Repeat until the desired number of results is reached. Termination: Google Maps typically shows up to ~120 results per search; the sidebar will show "You've reached the end of the results" or stop loading new items.

Success Criteria

  • places.count >= 1 from search results extraction
  • Place detail returns name != null AND (address != null OR phone != null)
  • Website contact extraction returns emails.length + phone_numbers.length + Object.keys(social_media).length >= 0 (no contacts = valid result for businesses without public contact info)

Known Limitations

  • Google Maps search results are limited to approximately 120 businesses per search query; to get more, use more specific sub-area searches
  • Phone numbers on the Google Maps search list card are not always shown; place-detail.py on the individual place page is more reliable
  • Website contact extraction depends on the business's website structure; sites using image-based emails or obfuscated text will return no emails
  • Some businesses do not have a website listed on Google Maps; those cannot be enriched with contact data
  • Google Maps may throttle requests if too many place pages are navigated in rapid succession; add 1–2 second delays between place navigations in batch scripts

Execution Efficiency

  • Batch orchestration: Write a bash script that loops through the pipeline steps in a single session.

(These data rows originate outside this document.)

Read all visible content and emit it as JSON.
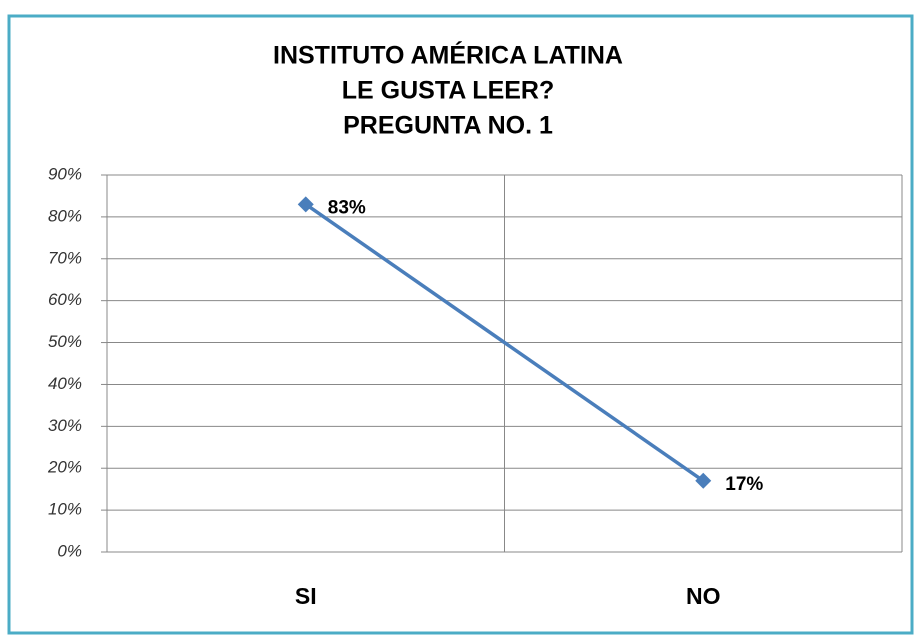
{
  "chart_data": {
    "type": "line",
    "title": [
      "INSTITUTO AMÉRICA LATINA",
      "LE GUSTA LEER?",
      "PREGUNTA NO. 1"
    ],
    "categories": [
      "SI",
      "NO"
    ],
    "values": [
      83,
      17
    ],
    "value_labels": [
      "83%",
      "17%"
    ],
    "color": "#4a7ebb",
    "ylim": [
      0,
      90
    ],
    "yticks": [
      {
        "value": 0,
        "label": "0%"
      },
      {
        "value": 10,
        "label": "10%"
      },
      {
        "value": 20,
        "label": "20%"
      },
      {
        "value": 30,
        "label": "30%"
      },
      {
        "value": 40,
        "label": "40%"
      },
      {
        "value": 50,
        "label": "50%"
      },
      {
        "value": 60,
        "label": "60%"
      },
      {
        "value": 70,
        "label": "70%"
      },
      {
        "value": 80,
        "label": "80%"
      },
      {
        "value": 90,
        "label": "90%"
      }
    ],
    "grid": true
  }
}
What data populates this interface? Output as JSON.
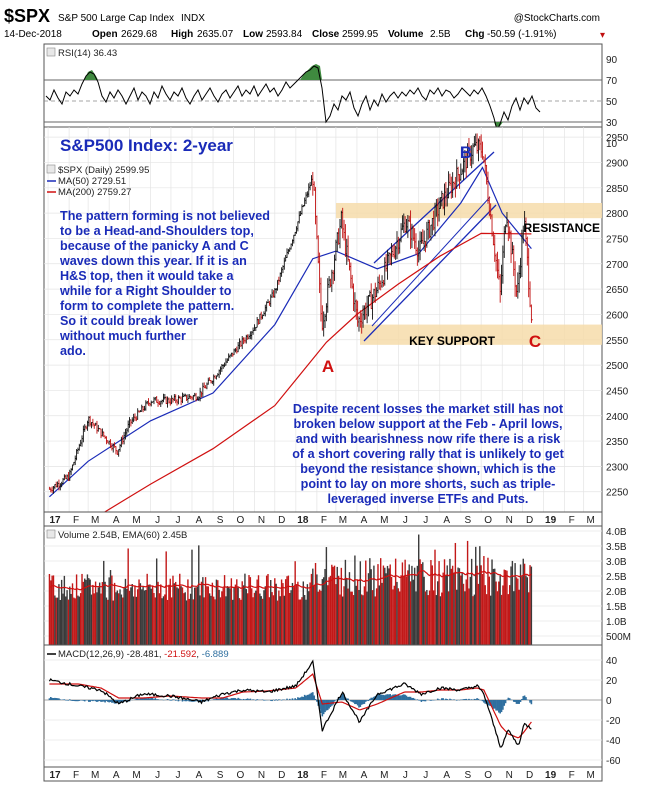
{
  "header": {
    "symbol": "$SPX",
    "name": "S&P 500 Large Cap Index",
    "exchange": "INDX",
    "watermark": "@StockCharts.com",
    "date": "14-Dec-2018",
    "open_label": "Open",
    "open": "2629.68",
    "high_label": "High",
    "high": "2635.07",
    "low_label": "Low",
    "low": "2593.84",
    "close_label": "Close",
    "close": "2599.95",
    "volume_label": "Volume",
    "volume": "2.5B",
    "chg_label": "Chg",
    "chg": "-50.59 (-1.91%)",
    "chg_marker": "▾"
  },
  "colors": {
    "price_bars": "#000000",
    "ma50": "#1a2bb8",
    "ma200": "#d01010",
    "annotation_text": "#1a2bb8",
    "zone_fill": "#f6dcaa",
    "macd_hist": "#2f6f9f",
    "rsi_fill": "#3f8a3f",
    "panel_bg": "#ffffff"
  },
  "rsi_panel": {
    "legend": "RSI(14) 36.43",
    "ticks": [
      "90",
      "70",
      "50",
      "30",
      "10"
    ]
  },
  "price_panel": {
    "chart_title": "S&P500 Index: 2-year",
    "legend_price": "$SPX (Daily) 2599.95",
    "legend_ma50": "MA(50) 2729.51",
    "legend_ma200": "MA(200) 2759.27",
    "ticks": [
      "2950",
      "2900",
      "2850",
      "2800",
      "2750",
      "2700",
      "2650",
      "2600",
      "2550",
      "2500",
      "2450",
      "2400",
      "2350",
      "2300",
      "2250"
    ],
    "resistance_label": "RESISTANCE",
    "support_label": "KEY SUPPORT",
    "point_labels": [
      "A",
      "B",
      "C"
    ],
    "note_left": [
      "The pattern forming is not believed",
      "to be a Head-and-Shoulders top,",
      "because of the panicky A and C",
      "waves down this year. If it is an",
      "H&S top, then it would take a",
      "while for a Right Shoulder to",
      "form to complete the pattern.",
      "So it could break lower",
      "without much further",
      "ado."
    ],
    "note_right": [
      "Despite recent losses the market still has not",
      "broken below support at the Feb - April lows,",
      "and with bearishness now rife there is a risk",
      "of a short covering rally that is unlikely to get",
      "beyond the resistance shown, which is the",
      "point to lay on more shorts, such as triple-",
      "leveraged inverse ETFs and Puts."
    ]
  },
  "volume_panel": {
    "legend": "Volume 2.54B, EMA(60) 2.45B",
    "ticks": [
      "4.0B",
      "3.5B",
      "3.0B",
      "2.5B",
      "2.0B",
      "1.5B",
      "1.0B",
      "500M"
    ]
  },
  "macd_panel": {
    "legend_prefix": "MACD(12,26,9)",
    "macd": "-28.481",
    "signal": "-21.592",
    "hist": "-6.889",
    "ticks": [
      "40",
      "20",
      "0",
      "-20",
      "-40",
      "-60"
    ]
  },
  "x_axis": {
    "labels": [
      "17",
      "F",
      "M",
      "A",
      "M",
      "J",
      "J",
      "A",
      "S",
      "O",
      "N",
      "D",
      "18",
      "F",
      "M",
      "A",
      "M",
      "J",
      "J",
      "A",
      "S",
      "O",
      "N",
      "D",
      "19",
      "F",
      "M"
    ]
  },
  "chart_data": {
    "type": "line",
    "title": "S&P500 Index: 2-year",
    "x_range": [
      "2017-01",
      "2019-03"
    ],
    "series": [
      {
        "name": "$SPX (Daily)",
        "x": [
          "2017-01-03",
          "2017-02-01",
          "2017-03-01",
          "2017-04-13",
          "2017-05-01",
          "2017-06-01",
          "2017-07-01",
          "2017-08-10",
          "2017-09-01",
          "2017-10-01",
          "2017-11-01",
          "2017-12-01",
          "2018-01-26",
          "2018-02-08",
          "2018-03-09",
          "2018-04-02",
          "2018-05-01",
          "2018-06-12",
          "2018-07-02",
          "2018-08-01",
          "2018-09-20",
          "2018-10-03",
          "2018-10-29",
          "2018-11-07",
          "2018-11-23",
          "2018-12-03",
          "2018-12-14"
        ],
        "values": [
          2255,
          2280,
          2395,
          2330,
          2385,
          2430,
          2430,
          2440,
          2475,
          2525,
          2575,
          2645,
          2872,
          2580,
          2785,
          2585,
          2650,
          2785,
          2725,
          2815,
          2930,
          2925,
          2640,
          2810,
          2635,
          2790,
          2600
        ]
      },
      {
        "name": "MA(50)",
        "x": [
          "2017-01-03",
          "2017-03-01",
          "2017-06-01",
          "2017-09-01",
          "2017-12-01",
          "2018-01-26",
          "2018-03-01",
          "2018-05-01",
          "2018-07-01",
          "2018-09-01",
          "2018-10-03",
          "2018-11-01",
          "2018-12-14"
        ],
        "values": [
          2240,
          2310,
          2390,
          2445,
          2580,
          2710,
          2725,
          2690,
          2720,
          2820,
          2890,
          2800,
          2730
        ]
      },
      {
        "name": "MA(200)",
        "x": [
          "2017-03-01",
          "2017-06-01",
          "2017-09-01",
          "2017-12-01",
          "2018-02-15",
          "2018-04-01",
          "2018-06-01",
          "2018-08-01",
          "2018-10-01",
          "2018-12-14"
        ],
        "values": [
          2190,
          2265,
          2335,
          2420,
          2545,
          2600,
          2660,
          2715,
          2760,
          2759
        ]
      }
    ],
    "levels": [
      {
        "label": "RESISTANCE",
        "low": 2790,
        "high": 2820
      },
      {
        "label": "KEY SUPPORT",
        "low": 2540,
        "high": 2580
      }
    ],
    "points": [
      {
        "label": "A",
        "x": "2018-02-08",
        "y": 2540
      },
      {
        "label": "B",
        "x": "2018-09-20",
        "y": 2950
      },
      {
        "label": "C",
        "x": "2018-12-14",
        "y": 2550
      }
    ],
    "ylim": [
      2210,
      2970
    ],
    "indicators": {
      "rsi_last": 36.43,
      "volume_last": "2.54B",
      "volume_ema60": "2.45B",
      "macd": -28.481,
      "signal": -21.592,
      "histogram": -6.889
    }
  }
}
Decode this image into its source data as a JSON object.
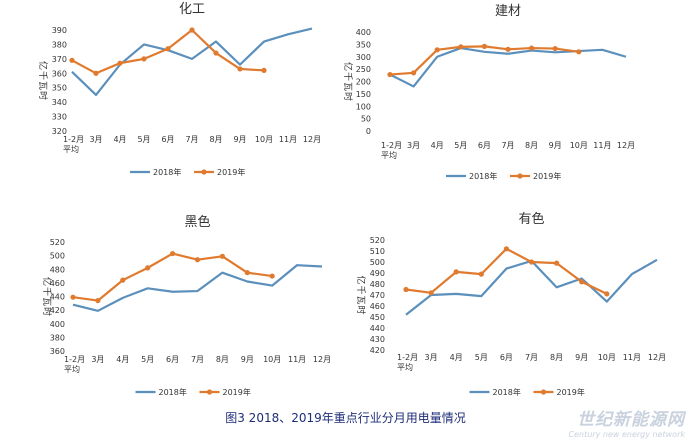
{
  "caption": "图3   2018、2019年重点行业分月用电量情况",
  "watermark": {
    "title": "世纪新能源网",
    "subtitle": "Century new energy network"
  },
  "colors": {
    "series_2018": "#5b8fbc",
    "series_2019": "#e07a2e",
    "axis_text": "#333333"
  },
  "chart_data": [
    {
      "type": "line",
      "title": "化工",
      "ylabel": "亿千瓦时",
      "categories": [
        "1-2月平均",
        "3月",
        "4月",
        "5月",
        "6月",
        "7月",
        "8月",
        "9月",
        "10月",
        "11月",
        "12月"
      ],
      "yticks": [
        320,
        330,
        340,
        350,
        360,
        370,
        380,
        390
      ],
      "ylim": [
        320,
        390
      ],
      "legend_position": "bottom",
      "series": [
        {
          "name": "2018年",
          "values": [
            361,
            345,
            366,
            380,
            376,
            370,
            382,
            366,
            382,
            387,
            391
          ]
        },
        {
          "name": "2019年",
          "values": [
            369,
            360,
            367,
            370,
            377,
            390,
            374,
            363,
            362,
            null,
            null
          ]
        }
      ]
    },
    {
      "type": "line",
      "title": "建材",
      "ylabel": "亿千瓦时",
      "categories": [
        "1-2月平均",
        "3月",
        "4月",
        "5月",
        "6月",
        "7月",
        "8月",
        "9月",
        "10月",
        "11月",
        "12月"
      ],
      "yticks": [
        0,
        50,
        100,
        150,
        200,
        250,
        300,
        350,
        400
      ],
      "ylim": [
        0,
        400
      ],
      "legend_position": "bottom",
      "series": [
        {
          "name": "2018年",
          "values": [
            228,
            180,
            300,
            335,
            320,
            312,
            325,
            318,
            323,
            328,
            300
          ]
        },
        {
          "name": "2019年",
          "values": [
            228,
            235,
            328,
            340,
            342,
            330,
            335,
            333,
            320,
            null,
            null
          ]
        }
      ]
    },
    {
      "type": "line",
      "title": "黑色",
      "ylabel": "亿千瓦时",
      "categories": [
        "1-2月平均",
        "3月",
        "4月",
        "5月",
        "6月",
        "7月",
        "8月",
        "9月",
        "10月",
        "11月",
        "12月"
      ],
      "yticks": [
        360,
        380,
        400,
        420,
        440,
        460,
        480,
        500,
        520
      ],
      "ylim": [
        360,
        520
      ],
      "legend_position": "bottom",
      "series": [
        {
          "name": "2018年",
          "values": [
            428,
            419,
            438,
            452,
            447,
            448,
            475,
            462,
            456,
            486,
            484
          ]
        },
        {
          "name": "2019年",
          "values": [
            439,
            434,
            464,
            482,
            503,
            494,
            499,
            475,
            470,
            null,
            null
          ]
        }
      ]
    },
    {
      "type": "line",
      "title": "有色",
      "ylabel": "亿千瓦时",
      "categories": [
        "1-2月平均",
        "3月",
        "4月",
        "5月",
        "6月",
        "7月",
        "8月",
        "9月",
        "10月",
        "11月",
        "12月"
      ],
      "yticks": [
        420,
        430,
        440,
        450,
        460,
        470,
        480,
        490,
        500,
        510,
        520
      ],
      "ylim": [
        420,
        520
      ],
      "legend_position": "bottom",
      "series": [
        {
          "name": "2018年",
          "values": [
            452,
            470,
            471,
            469,
            494,
            501,
            477,
            485,
            464,
            489,
            502
          ]
        },
        {
          "name": "2019年",
          "values": [
            475,
            472,
            491,
            489,
            512,
            500,
            499,
            482,
            471,
            null,
            null
          ]
        }
      ]
    }
  ]
}
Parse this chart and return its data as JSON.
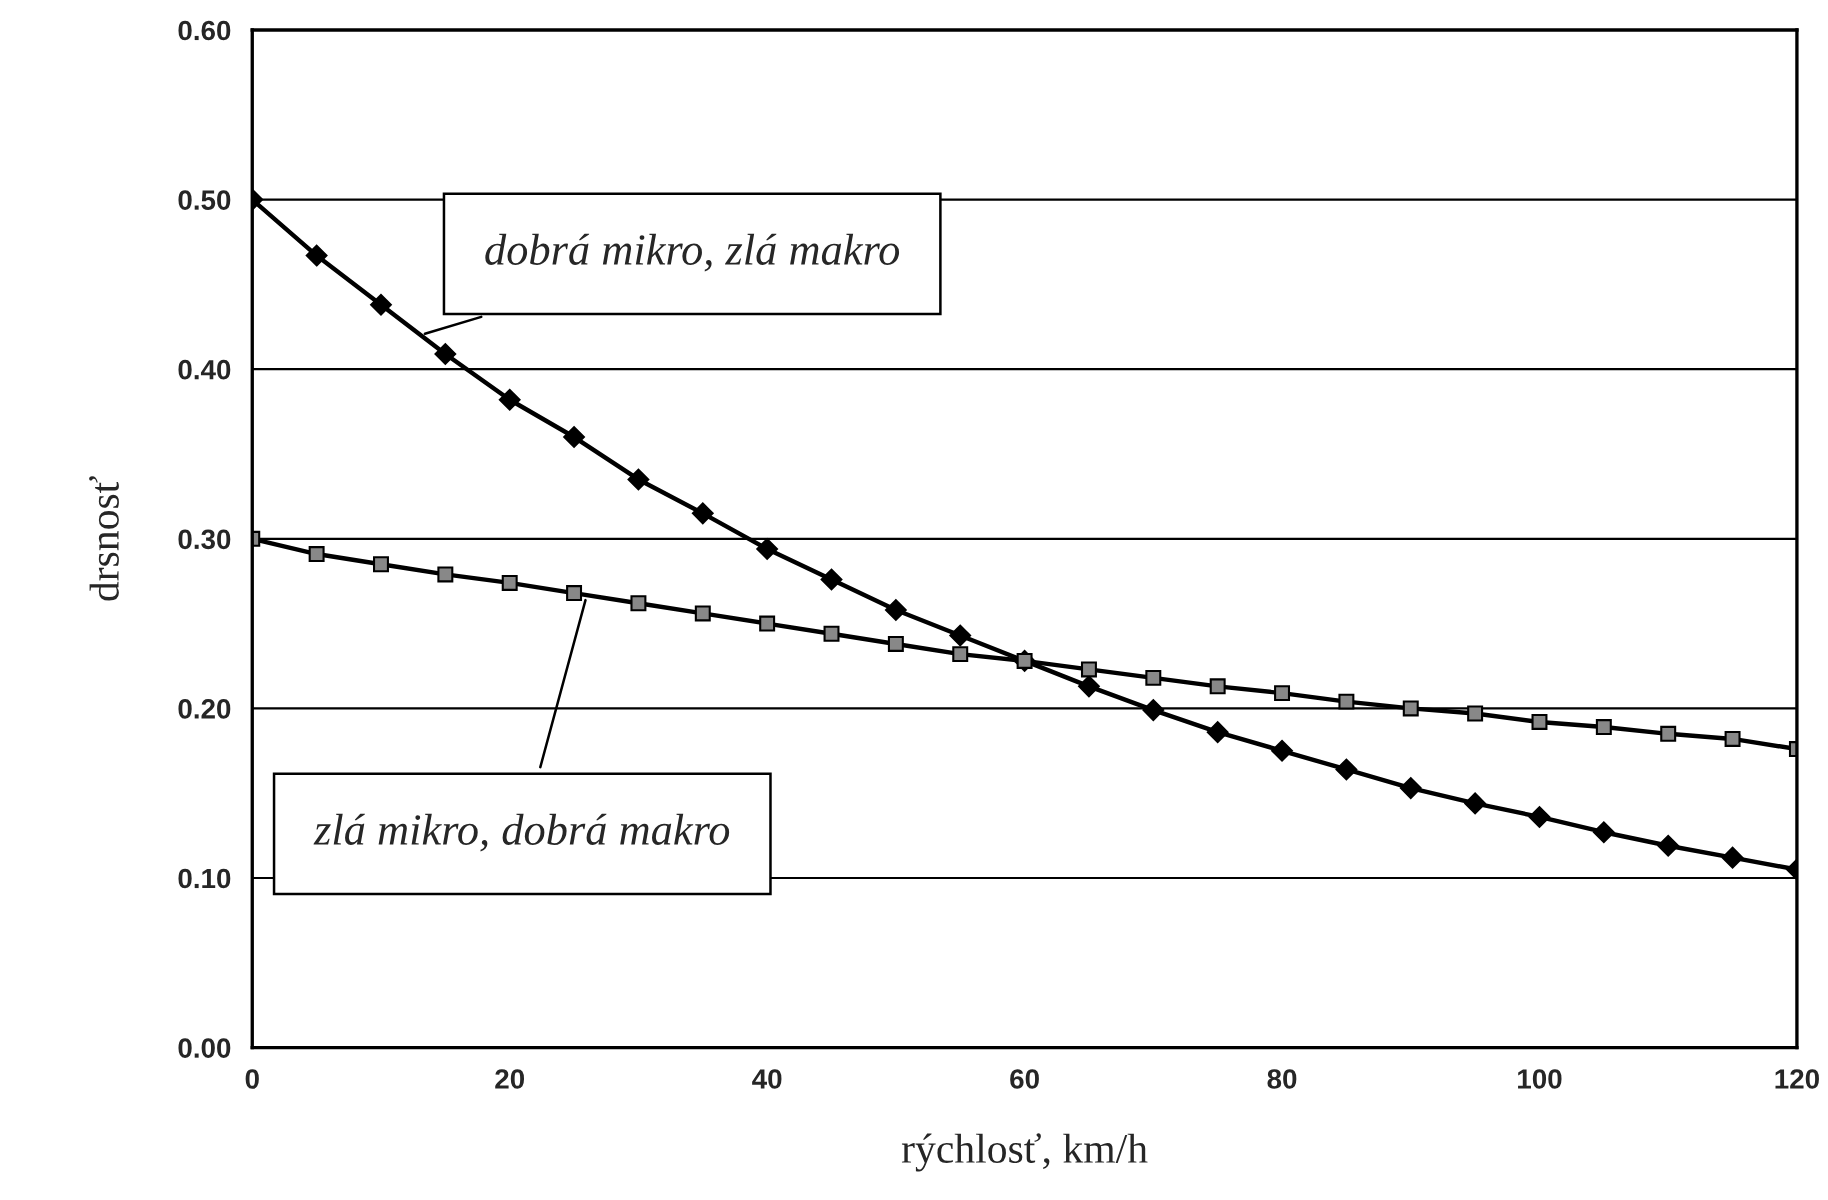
{
  "chart_data": {
    "type": "line",
    "xlabel": "rýchlosť, km/h",
    "ylabel": "drsnosť",
    "x": [
      0,
      5,
      10,
      15,
      20,
      25,
      30,
      35,
      40,
      45,
      50,
      55,
      60,
      65,
      70,
      75,
      80,
      85,
      90,
      95,
      100,
      105,
      110,
      115,
      120
    ],
    "series": [
      {
        "color": "#000000",
        "marker": "diamond",
        "values": [
          0.5,
          0.467,
          0.438,
          0.409,
          0.382,
          0.36,
          0.335,
          0.315,
          0.294,
          0.276,
          0.258,
          0.243,
          0.228,
          0.213,
          0.199,
          0.186,
          0.175,
          0.164,
          0.153,
          0.144,
          0.136,
          0.127,
          0.119,
          0.112,
          0.105
        ]
      },
      {
        "color": "#000000",
        "marker": "square",
        "values": [
          0.3,
          0.291,
          0.285,
          0.279,
          0.274,
          0.268,
          0.262,
          0.256,
          0.25,
          0.244,
          0.238,
          0.232,
          0.228,
          0.223,
          0.218,
          0.213,
          0.209,
          0.204,
          0.2,
          0.197,
          0.192,
          0.189,
          0.185,
          0.182,
          0.176
        ]
      }
    ],
    "annotations": [
      {
        "text": "dobrá mikro, zlá makro",
        "x": 13,
        "y": 0.42
      },
      {
        "text": "zlá mikro, dobrá makro",
        "x": 26,
        "y": 0.267
      }
    ],
    "xlim": [
      0,
      120
    ],
    "xticks": [
      0,
      20,
      40,
      60,
      80,
      100,
      120
    ],
    "ylim": [
      0,
      0.6
    ],
    "yticks": [
      {
        "value": 0,
        "label": "0.00"
      },
      {
        "value": 0.1,
        "label": "0.10"
      },
      {
        "value": 0.2,
        "label": "0.20"
      },
      {
        "value": 0.3,
        "label": "0.30"
      },
      {
        "value": 0.4,
        "label": "0.40"
      },
      {
        "value": 0.5,
        "label": "0.50"
      },
      {
        "value": 0.6,
        "label": "0.60"
      }
    ],
    "grid": "y",
    "line_style": "solid",
    "legend": false
  }
}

Add a 1–2 second sleep between each place detail navigation to avoid triggering anti-scraping. Example:
    for place_url in "${place_urls[@]}"; do
      browser-act --session gmaps-s1 navigate "$place_url"
      browser-act --session gmaps-s1 wait stable
      browser-act --session gmaps-s1 eval "$(python scripts/place-detail.py)"
      sleep 1.5
    done
    
  • Test before batch execution: Test with 2–3 places before running the full batch
  • Error resumption: Save each place's result to a JSON file immediately after extraction; on failure, skip already-saved places by checking if the file exists
  • Multiple sessions for throughput: Open 2–3 parallel stealth browser sessions and distribute places across them; each session has an independent fingerprint

Experience Notes

Path: {working-directory}/browser-act-skill-forge-memories/google-maps-contact-extract.memory.md

Before execution: If the file exists, read it first — it records unexpected situations encountered during past executions (e.g., a strategy has become ineffective); adjust strategy order accordingly.

After execution: If an unexpected situation is encountered (strategy became ineffective, page redesigned, anti-scraping upgraded, better path discovered), append a line: {YYYY-MM-DD}: {what happened} → {conclusion}

Normal execution does not write to the file.